Pharmaceutical companies are working together and looking for ways to find COVID-19 treatments.
Pharmaceutical companies are working together and looking for ways to find COVID-19 treatments. | Pixabay

A pharmacy benefit manager believes that even though Big Pharma doesn't have a great reputation and is generally distrusted, these companies have stepped up their game in the wake of COVID-19 when it comes to development and research to help patients, Yahoo! Finance reports.

Steve Treff, a tenured veteran of the pharmacy benefit manager industry and president of one of MC-RX's lines of business, said in a press release that companies are working hard when it comes to the coronavirus.

"There are no less than 100 different manufacturers in the game racing to develop a viable vaccine, some already working through or having completed human trials," Treff said in the press release.

Gilead, which developed Remdesivir, an antiviral drug, pledged to provide 1.5 million doses of the drug to COVID-19 patients at no cost, while companies like Johnson & Johnson, Pfizer and AbbVie have donated a total of $125 million to help during the COVID-19 pandemic, the press release stated.

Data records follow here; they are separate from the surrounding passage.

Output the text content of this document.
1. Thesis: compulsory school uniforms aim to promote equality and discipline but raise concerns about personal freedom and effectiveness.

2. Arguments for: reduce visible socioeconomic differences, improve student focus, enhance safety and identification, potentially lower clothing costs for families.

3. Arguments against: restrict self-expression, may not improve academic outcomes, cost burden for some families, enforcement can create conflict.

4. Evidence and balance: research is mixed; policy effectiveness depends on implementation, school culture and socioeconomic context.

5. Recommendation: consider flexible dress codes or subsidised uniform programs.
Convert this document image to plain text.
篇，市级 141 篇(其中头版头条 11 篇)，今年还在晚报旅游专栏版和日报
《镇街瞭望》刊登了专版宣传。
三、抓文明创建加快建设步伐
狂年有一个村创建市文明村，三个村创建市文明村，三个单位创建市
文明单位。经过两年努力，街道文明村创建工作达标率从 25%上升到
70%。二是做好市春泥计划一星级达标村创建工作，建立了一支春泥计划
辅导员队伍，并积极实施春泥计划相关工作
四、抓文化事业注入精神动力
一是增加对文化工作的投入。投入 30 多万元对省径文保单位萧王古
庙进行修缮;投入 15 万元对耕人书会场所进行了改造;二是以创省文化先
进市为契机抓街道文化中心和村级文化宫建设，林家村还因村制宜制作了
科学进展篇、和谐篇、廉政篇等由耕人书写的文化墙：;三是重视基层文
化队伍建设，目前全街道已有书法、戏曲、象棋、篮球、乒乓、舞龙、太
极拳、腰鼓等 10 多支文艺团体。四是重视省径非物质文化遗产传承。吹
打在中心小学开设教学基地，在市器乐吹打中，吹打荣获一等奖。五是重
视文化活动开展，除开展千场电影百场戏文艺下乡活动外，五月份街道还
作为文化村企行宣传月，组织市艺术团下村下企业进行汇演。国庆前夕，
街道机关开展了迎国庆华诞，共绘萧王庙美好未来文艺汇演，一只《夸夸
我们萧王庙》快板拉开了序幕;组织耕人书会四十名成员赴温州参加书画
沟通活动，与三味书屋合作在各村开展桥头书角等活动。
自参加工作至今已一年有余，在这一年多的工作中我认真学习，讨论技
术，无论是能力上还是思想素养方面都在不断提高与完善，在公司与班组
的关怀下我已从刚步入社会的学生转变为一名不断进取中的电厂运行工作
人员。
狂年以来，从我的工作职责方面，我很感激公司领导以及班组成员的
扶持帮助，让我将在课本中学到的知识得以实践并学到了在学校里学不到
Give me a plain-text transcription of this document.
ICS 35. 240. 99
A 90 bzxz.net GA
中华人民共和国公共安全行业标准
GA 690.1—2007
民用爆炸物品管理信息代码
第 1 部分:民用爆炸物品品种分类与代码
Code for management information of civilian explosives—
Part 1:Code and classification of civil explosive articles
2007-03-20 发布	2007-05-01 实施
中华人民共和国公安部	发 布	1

Astra Zenica also partnered with Oxford BioMedica to develop vaccines that may be completed by the end of the year and the U.S. Department of Health and Human Services partnered with several pharmaceutical companies to expand manufacturing for medications needed during the pandemic, according to the release.

"While pointing fingers over skyrocketing drug prices has long been a topic of bitter discussion and division in the industry, this is a rare time where manufacturers seem to be working to find a cure rather than continuing to increase prices on critical medications," Treff said in the press release.

The press release notes that pharmaceutical companies are working together despite no overarching agency watching over them to do so and that some are even collaborating by sharing their compound libraries, like Novartis, Pfizer, Merck and Sanofi.

The release also notes that the promising compounds that are identified can then be put through clinical testing because they have the same goal in finding a vaccine or some other kind of treatment for the virus.